The Façade is the buildings outermost surface. The direct bonding of ceramic tiles means that possible stresses are in the end transferred to tiles. Thus, façade design, the bonding system and the products used must provide the proper levels of safety by guaranteeing that these movements are properly absorbed.
The floating and buttering method should always be used, which consists of spreading the adhesive over the substrate and combing it using a notched trowel. Trowel size should be suitable for the tile format being installed. Afterwards, a thin layer of adhesive is applied to the back of the tile with the flat side of the trowel, so as to ensure full coverage of the tile when it gets pressed down into the adhesive. The adhesive’s wettability (coverage) should be checked on a regular basis and should be practically 100%. As an additional safety measure in the Bonded Façade system, metallic fasteners are used to attach each one of the pieces. These fasteners are screwed directly into the substrate and are completely hidden once the façade is grouted. Thus, this effectively makes up for any installation errors and provides the façade covering with total safety.
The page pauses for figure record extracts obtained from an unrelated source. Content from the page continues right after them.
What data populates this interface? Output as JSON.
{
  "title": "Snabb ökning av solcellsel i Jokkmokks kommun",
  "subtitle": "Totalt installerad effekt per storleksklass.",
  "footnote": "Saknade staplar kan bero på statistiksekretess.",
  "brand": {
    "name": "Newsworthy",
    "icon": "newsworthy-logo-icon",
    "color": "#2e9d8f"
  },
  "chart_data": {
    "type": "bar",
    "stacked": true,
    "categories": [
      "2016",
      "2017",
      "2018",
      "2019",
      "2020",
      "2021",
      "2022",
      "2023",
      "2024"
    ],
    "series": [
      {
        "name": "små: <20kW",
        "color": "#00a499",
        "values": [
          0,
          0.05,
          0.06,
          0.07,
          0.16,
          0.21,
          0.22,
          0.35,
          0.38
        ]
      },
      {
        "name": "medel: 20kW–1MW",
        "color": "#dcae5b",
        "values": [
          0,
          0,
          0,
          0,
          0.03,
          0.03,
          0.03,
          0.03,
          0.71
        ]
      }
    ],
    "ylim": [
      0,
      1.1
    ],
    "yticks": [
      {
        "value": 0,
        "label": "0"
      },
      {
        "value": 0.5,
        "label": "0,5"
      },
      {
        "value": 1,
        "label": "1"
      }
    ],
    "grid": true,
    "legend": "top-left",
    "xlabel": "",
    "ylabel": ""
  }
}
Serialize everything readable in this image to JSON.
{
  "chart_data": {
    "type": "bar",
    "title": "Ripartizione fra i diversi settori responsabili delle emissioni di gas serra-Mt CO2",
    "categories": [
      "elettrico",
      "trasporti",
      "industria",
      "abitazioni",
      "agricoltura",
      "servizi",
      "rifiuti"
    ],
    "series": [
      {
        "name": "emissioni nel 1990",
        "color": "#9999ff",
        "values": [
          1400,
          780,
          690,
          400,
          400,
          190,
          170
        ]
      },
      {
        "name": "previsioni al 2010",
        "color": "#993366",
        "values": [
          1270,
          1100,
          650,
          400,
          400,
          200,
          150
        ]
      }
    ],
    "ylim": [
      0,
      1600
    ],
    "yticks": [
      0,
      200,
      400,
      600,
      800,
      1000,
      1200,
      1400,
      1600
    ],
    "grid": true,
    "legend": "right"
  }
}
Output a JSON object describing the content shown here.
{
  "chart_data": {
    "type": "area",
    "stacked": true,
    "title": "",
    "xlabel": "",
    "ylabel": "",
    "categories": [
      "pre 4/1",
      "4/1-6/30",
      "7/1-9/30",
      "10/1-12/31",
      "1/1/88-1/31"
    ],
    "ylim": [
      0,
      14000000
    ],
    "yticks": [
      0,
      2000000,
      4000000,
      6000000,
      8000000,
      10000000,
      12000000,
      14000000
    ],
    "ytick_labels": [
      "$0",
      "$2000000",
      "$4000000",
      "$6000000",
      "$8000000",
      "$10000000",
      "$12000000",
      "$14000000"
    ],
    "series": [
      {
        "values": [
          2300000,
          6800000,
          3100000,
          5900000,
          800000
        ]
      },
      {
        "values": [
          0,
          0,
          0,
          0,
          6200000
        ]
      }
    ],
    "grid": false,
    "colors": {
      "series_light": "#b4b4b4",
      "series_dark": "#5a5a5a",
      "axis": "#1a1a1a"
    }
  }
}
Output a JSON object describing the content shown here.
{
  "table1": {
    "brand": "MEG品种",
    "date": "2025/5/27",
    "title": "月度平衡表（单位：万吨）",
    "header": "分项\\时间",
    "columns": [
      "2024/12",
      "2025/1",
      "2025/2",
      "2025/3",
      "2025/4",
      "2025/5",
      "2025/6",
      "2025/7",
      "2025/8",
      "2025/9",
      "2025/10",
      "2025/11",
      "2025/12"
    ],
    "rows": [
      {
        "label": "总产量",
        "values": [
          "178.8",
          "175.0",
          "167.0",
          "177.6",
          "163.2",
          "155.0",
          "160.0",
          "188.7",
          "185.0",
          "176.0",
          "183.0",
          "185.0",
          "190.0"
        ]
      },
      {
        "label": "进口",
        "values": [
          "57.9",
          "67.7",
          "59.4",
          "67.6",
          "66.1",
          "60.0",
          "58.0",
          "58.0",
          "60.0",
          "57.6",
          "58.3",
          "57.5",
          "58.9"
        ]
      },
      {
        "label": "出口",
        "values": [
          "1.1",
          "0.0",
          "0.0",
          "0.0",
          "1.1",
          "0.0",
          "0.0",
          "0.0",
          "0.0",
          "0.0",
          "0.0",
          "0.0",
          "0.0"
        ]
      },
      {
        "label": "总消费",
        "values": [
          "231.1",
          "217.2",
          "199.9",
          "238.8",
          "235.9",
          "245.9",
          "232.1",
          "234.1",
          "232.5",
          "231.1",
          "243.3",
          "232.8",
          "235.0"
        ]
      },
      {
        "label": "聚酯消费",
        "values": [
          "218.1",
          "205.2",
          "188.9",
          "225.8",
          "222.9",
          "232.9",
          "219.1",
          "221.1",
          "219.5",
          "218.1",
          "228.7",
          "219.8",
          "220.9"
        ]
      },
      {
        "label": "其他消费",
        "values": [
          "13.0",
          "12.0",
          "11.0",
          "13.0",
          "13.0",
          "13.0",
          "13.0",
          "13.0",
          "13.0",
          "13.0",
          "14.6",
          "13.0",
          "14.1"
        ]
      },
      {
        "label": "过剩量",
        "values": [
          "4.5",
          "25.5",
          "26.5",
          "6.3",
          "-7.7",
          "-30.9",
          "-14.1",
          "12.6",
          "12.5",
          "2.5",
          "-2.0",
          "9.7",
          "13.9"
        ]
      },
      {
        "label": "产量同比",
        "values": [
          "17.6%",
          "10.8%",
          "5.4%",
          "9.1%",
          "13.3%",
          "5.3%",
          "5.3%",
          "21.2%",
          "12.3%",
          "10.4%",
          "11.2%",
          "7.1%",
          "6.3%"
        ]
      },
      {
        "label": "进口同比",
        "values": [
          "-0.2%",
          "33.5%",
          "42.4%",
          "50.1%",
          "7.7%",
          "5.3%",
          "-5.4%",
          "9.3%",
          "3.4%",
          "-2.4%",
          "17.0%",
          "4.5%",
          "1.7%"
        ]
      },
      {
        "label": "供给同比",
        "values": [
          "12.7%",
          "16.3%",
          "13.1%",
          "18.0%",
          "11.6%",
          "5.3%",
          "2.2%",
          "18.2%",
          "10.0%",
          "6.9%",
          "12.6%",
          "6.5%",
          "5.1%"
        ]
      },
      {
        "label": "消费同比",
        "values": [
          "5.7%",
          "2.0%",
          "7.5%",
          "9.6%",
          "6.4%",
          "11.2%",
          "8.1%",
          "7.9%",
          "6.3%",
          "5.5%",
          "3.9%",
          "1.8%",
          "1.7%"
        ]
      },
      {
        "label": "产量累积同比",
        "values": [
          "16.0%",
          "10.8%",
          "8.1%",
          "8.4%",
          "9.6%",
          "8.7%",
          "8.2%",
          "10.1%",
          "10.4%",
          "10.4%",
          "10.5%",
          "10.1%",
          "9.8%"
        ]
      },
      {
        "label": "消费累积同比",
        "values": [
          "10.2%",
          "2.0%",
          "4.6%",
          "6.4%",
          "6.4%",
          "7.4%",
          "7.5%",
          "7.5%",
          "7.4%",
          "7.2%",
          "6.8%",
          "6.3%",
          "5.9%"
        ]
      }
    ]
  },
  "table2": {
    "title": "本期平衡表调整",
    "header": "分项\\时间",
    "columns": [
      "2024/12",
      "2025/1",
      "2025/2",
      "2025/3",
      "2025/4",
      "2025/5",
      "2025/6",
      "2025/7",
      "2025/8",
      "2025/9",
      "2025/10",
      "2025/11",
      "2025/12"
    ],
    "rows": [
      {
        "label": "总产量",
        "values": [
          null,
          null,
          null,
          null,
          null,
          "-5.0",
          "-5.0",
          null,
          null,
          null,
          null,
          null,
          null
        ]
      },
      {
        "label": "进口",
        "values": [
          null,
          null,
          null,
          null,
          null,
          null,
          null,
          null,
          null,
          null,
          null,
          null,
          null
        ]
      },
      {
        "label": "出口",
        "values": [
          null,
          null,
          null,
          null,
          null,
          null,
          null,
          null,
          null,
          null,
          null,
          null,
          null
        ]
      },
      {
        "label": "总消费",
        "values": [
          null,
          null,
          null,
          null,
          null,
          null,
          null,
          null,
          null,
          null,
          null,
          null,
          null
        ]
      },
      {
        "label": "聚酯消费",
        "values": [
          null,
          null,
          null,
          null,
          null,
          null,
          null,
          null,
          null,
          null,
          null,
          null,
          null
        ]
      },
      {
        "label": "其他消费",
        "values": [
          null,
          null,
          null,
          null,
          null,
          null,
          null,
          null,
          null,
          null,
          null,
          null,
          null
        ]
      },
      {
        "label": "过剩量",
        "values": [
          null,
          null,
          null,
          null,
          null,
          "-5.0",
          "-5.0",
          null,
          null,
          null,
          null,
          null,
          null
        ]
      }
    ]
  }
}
The fact that ceramic pieces remain highly rigid when movements and deformations occur makes it necessary to leave spaces between pieces so that they are better able to absorb these stresses. Therefore, from a technical standpoint it is necessary to render installation joints between tiles, leaving a minimum width of 5 mm (open joint). Tiles should never be installed end-on-end (butt-jointed). The product that should be used to grout these joints is colorstuk, from the professional line of cement-based coloured mortars for grouting installation joints (type CG2, as per EN 13888). The water in the mix should be totally replaced with cl-stuk, a synthetic resin-based latex. This additive helps to increase the imperviousness of joints, while enhancing the grout’s flexibility and bonding strength
These joints are of fundamental importance in conserving the ceramic-tiled covering against the building’s own structural movements as well as those brought on by external factors which may affect the façade. They help to reduce the stresses that may be transmitted to tiles and cause breakage or detachments. These joints should be rendered in those areas where the nature of the substrate changes, as in the case of windows, corners and shifts in plane along the façade. They should also be used in the presence of other structural elements, as with the union between floor slabs or fixed elements. Expansion joints should form sections no larger than 12-16 m2, with these being as square as possible; recommended joint width is 8-10 mm. To seal these joints, use s-502 acetic silicone-based sealant, which offers a high degree of elasticity and weather resistant.